Adapted techniques of explainable artificial intelligence for explaining genetic algorithms on the example of job scheduling

Many evolutionary artificial intelligence (AI) technologies have been applied to assist with job scheduling in manufacturing. One of the main approaches is genetic algorithms (GAs). However, due to their complexity, users may need help understanding or communicating GA applications, preventing their widespread acceptance among factory workers. The concept of explainable AI (XAI) has been proposed to address this issue. This study reviews existing XAI techniques for explaining GA applications in job scheduling and summarizes the problems existing XAI techniques face.

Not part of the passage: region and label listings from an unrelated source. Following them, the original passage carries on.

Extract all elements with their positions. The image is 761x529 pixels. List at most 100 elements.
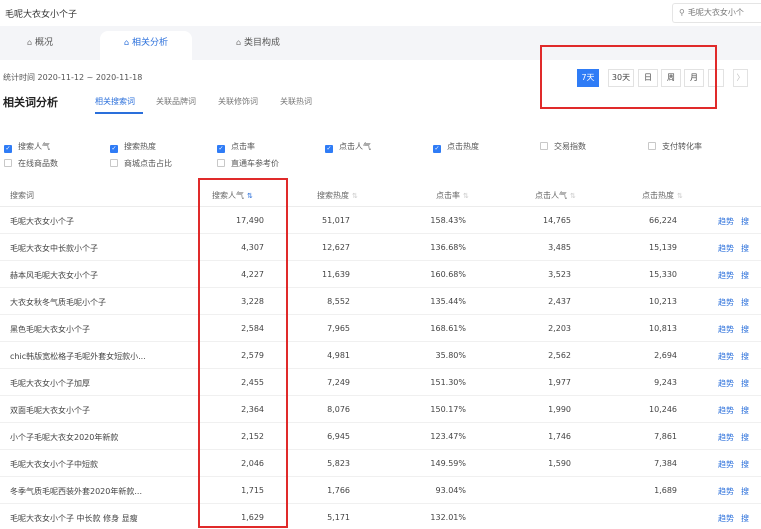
tab-category-composition[interactable]: ⌂ 类目构成 <box>222 31 294 60</box>
next-period-button[interactable]: 〉 <box>733 69 748 87</box>
keyword-cell[interactable]: 毛呢大衣女小个子中短款 <box>10 459 98 470</box>
search-link[interactable]: 搜 <box>741 459 749 470</box>
value-cell: 1,689 <box>654 486 677 495</box>
sort-arrows-icon[interactable]: ⇅ <box>247 192 253 200</box>
period-7d-button[interactable]: 7天 <box>577 69 599 87</box>
value-cell: 1,746 <box>548 432 571 441</box>
checkbox-click-popularity[interactable]: ✓ 点击人气 <box>325 141 371 153</box>
header-search-heat[interactable]: 搜索热度 ⇅ <box>317 190 358 201</box>
value-cell: 1,590 <box>548 459 571 468</box>
trend-link[interactable]: 趋势 <box>718 297 734 308</box>
sort-arrows-icon[interactable]: ⇅ <box>352 192 358 200</box>
tab-related-analysis[interactable]: ⌂ 相关分析 <box>100 31 192 60</box>
period-day-button[interactable]: 日 <box>638 69 658 87</box>
value-cell: 15,330 <box>649 270 677 279</box>
trend-link[interactable]: 趋势 <box>718 432 734 443</box>
subtab-brand[interactable]: 关联品牌词 <box>156 96 196 107</box>
value-cell: 2,584 <box>241 324 264 333</box>
value-cell: 17,490 <box>236 216 264 225</box>
keyword-cell[interactable]: 毛呢大衣女小个子 <box>10 216 74 227</box>
checkbox-search-popularity[interactable]: ✓ 搜索人气 <box>4 141 50 153</box>
value-cell: 35.80% <box>435 351 466 360</box>
stat-date: 统计时间 2020-11-12 ~ 2020-11-18 <box>3 73 143 82</box>
value-cell: 5,171 <box>327 513 350 522</box>
tab-overview[interactable]: ⌂ 概况 <box>10 31 70 60</box>
keyword-cell[interactable]: 赫本风毛呢大衣女小个子 <box>10 270 98 281</box>
checkbox-ztc-price[interactable]: 直通车参考价 <box>217 158 279 169</box>
search-link[interactable]: 搜 <box>741 405 749 416</box>
search-link[interactable]: 搜 <box>741 216 749 227</box>
value-cell: 1,766 <box>327 486 350 495</box>
trend-link[interactable]: 趋势 <box>718 243 734 254</box>
value-cell: 7,861 <box>654 432 677 441</box>
search-link[interactable]: 搜 <box>741 513 749 524</box>
keyword-cell[interactable]: 毛呢大衣女中长款小个子 <box>10 243 98 254</box>
sort-arrows-icon[interactable]: ⇅ <box>570 192 576 200</box>
checkbox-ctr[interactable]: ✓ 点击率 <box>217 141 255 153</box>
search-link[interactable]: 搜 <box>741 297 749 308</box>
value-cell: 1,977 <box>548 378 571 387</box>
period-week-button[interactable]: 周 <box>661 69 681 87</box>
subtab-related-search[interactable]: 相关搜索词 <box>95 96 135 107</box>
checkbox-label: 商城点击占比 <box>124 159 172 168</box>
keyword-cell[interactable]: 小个子毛呢大衣女2020年新款 <box>10 432 118 443</box>
checkbox-pay-conversion[interactable]: 支付转化率 <box>648 141 702 152</box>
header-click-heat[interactable]: 点击热度 ⇅ <box>642 190 683 201</box>
keyword-cell[interactable]: 毛呢大衣女小个子 中长款 修身 显瘦 <box>10 513 138 524</box>
keyword-cell[interactable]: 黑色毛呢大衣女小个子 <box>10 324 90 335</box>
value-cell: 2,694 <box>654 351 677 360</box>
keyword-cell[interactable]: 大衣女秋冬气质毛呢小个子 <box>10 297 106 308</box>
header-label: 点击热度 <box>642 191 674 200</box>
keyword-cell[interactable]: 冬季气质毛呢西装外套2020年新款... <box>10 486 142 497</box>
period-30d-button[interactable]: 30天 <box>608 69 634 87</box>
table-row: 毛呢大衣女小个子 中长款 修身 显瘦 1,629 5,171 132.01% 趋势搜 <box>0 504 761 529</box>
checkbox-click-heat[interactable]: ✓ 点击热度 <box>433 141 479 153</box>
trend-link[interactable]: 趋势 <box>718 513 734 524</box>
value-cell: 4,307 <box>241 243 264 252</box>
trend-link[interactable]: 趋势 <box>718 405 734 416</box>
trend-link[interactable]: 趋势 <box>718 270 734 281</box>
header-click-popularity[interactable]: 点击人气 ⇅ <box>535 190 576 201</box>
calendar-button[interactable] <box>708 69 724 87</box>
checkbox-label: 搜索人气 <box>18 142 50 151</box>
checkbox-icon <box>540 142 548 150</box>
trend-link[interactable]: 趋势 <box>718 351 734 362</box>
keyword-cell[interactable]: chic韩版宽松格子毛呢外套女短款小... <box>10 351 146 362</box>
search-link[interactable]: 搜 <box>741 270 749 281</box>
sort-arrows-icon[interactable]: ⇅ <box>463 192 469 200</box>
value-cell: 1,629 <box>241 513 264 522</box>
search-link[interactable]: 搜 <box>741 243 749 254</box>
value-cell: 2,203 <box>548 324 571 333</box>
checkbox-search-heat[interactable]: ✓ 搜索热度 <box>110 141 156 153</box>
table-header: 搜索词 搜索人气 ⇅ 搜索热度 ⇅ 点击率 ⇅ 点击人气 ⇅ 点击热度 ⇅ <box>0 183 761 207</box>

Several novel XAI techniques are proposed to solve these problems, including decision tree-based interpretation, dynamic transformation and contribution diagrams, and improved bar charts. To illustrate the effectiveness of the proposed methodology, it is applied to a case from the literature. According to the experimental results, the proposed methodology can compensate for the deficiencies of existing XAI methods in handling high-dimensional data and visualizing the contribution of feasible solutions, thereby satisfying all the requirements for an effective XAI technique for explaining GA applications in job scheduling. Additionally, the proposed methodology can be easily extended to explain other evolutionary AI applications in job scheduling, such as ant colony optimization (ACO), particle swarm optimization (PSO), and the artificial bee colony (ABC) algorithm.

Automated summary

This study reviews existing XAI techniques for explaining GA applications in job scheduling and proposes several novel XAI techniques to address existing problems. The proposed methodology is able to handle high-dimensional data and visualize the contribution of feasible solutions, satisfying the requirements for an effective XAI technique in explaining GA applications in job scheduling. Additionally, the methodology can be extended to explain other evolutionary AI applications in job scheduling.